We affirm the trial court.
In 1969, Metropolitan introduced MediMET to Illinois pharmacists. Under the program, members of a Metropolitan health insurance group, such as employees of General Motors or North American Rockwell, are entitled to purchase prescription drugs for a set deductible or "co-payment" fee (initially $2, then $3) from participating pharmacies. The pharmacy would then bill Metropolitan for the actual cost of the drugs plus a dispensing fee (initially $2.05 but then raised to $3.35) minus the employee's co-payment.

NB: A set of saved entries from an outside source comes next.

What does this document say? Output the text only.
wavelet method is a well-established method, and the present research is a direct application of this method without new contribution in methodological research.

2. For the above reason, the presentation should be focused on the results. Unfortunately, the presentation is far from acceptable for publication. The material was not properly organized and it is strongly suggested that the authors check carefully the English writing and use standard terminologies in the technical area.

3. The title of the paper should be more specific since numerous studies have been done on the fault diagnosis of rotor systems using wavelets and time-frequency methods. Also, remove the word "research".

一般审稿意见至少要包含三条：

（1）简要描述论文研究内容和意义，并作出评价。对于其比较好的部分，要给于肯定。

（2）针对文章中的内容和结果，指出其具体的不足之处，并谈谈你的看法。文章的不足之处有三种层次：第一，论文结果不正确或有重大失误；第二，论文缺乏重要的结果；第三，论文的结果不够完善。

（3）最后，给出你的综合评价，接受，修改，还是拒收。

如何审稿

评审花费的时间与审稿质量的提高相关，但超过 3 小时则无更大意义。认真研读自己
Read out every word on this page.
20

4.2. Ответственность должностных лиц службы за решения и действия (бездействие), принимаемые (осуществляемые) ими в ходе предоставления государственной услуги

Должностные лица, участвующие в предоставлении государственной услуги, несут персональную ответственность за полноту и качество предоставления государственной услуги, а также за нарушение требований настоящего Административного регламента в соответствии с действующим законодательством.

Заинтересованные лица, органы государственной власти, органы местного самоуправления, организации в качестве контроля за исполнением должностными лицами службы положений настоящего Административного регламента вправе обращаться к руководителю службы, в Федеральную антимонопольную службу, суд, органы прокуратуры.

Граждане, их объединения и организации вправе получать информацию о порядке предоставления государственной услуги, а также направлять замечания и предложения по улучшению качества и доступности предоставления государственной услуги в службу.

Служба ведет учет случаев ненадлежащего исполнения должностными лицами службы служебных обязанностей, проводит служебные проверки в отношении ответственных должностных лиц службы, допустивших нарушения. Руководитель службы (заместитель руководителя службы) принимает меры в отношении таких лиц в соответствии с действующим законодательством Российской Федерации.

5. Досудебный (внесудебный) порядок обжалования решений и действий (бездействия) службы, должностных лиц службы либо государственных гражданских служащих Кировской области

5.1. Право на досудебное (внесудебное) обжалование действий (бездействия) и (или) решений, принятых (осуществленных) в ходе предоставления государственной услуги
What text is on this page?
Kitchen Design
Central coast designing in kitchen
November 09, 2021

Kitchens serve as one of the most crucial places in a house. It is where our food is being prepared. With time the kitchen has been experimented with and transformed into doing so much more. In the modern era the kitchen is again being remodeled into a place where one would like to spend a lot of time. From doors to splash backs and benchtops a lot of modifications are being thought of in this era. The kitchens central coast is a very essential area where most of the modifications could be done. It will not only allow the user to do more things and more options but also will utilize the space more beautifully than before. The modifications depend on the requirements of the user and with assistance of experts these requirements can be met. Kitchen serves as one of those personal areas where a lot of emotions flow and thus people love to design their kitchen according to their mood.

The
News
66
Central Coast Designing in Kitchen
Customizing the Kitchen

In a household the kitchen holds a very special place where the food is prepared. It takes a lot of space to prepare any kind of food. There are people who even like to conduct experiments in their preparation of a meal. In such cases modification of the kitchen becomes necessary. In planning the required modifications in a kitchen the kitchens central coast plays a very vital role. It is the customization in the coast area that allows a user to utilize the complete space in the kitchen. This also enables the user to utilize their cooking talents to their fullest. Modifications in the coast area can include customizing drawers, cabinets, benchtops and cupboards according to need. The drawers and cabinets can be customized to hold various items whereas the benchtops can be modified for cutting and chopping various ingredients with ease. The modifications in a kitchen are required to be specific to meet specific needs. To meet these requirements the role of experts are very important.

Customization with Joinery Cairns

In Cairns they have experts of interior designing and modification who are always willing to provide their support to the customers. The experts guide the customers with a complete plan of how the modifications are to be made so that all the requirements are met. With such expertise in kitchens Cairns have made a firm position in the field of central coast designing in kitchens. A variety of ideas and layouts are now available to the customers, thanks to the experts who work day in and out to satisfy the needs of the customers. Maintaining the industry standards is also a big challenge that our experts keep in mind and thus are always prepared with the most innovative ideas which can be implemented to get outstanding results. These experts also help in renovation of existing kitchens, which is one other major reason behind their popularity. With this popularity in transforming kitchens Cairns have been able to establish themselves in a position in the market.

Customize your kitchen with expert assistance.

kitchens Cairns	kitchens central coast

To become a participating provider under the MediMET plan, a pharmacist executes a MediMET Prescription Drug Agreement (provider agreement). At issue in the pending case are two of the paragraphs of the provider agreement, one of which is a termination at will provision. The other provides that the agreement shall not be amended except upon the mutual, written agreement of the parties. The former provision states:
"This Agreement shall remain in full force and effect until terminated by either party effective upon at least thirty (30) days written notice to the other, except that METROPOLITAN reserves the right to terminate, effective upon receipt of written notice by PARTICIPATING PROVIDER, for violation of this Agreement or for other good cause."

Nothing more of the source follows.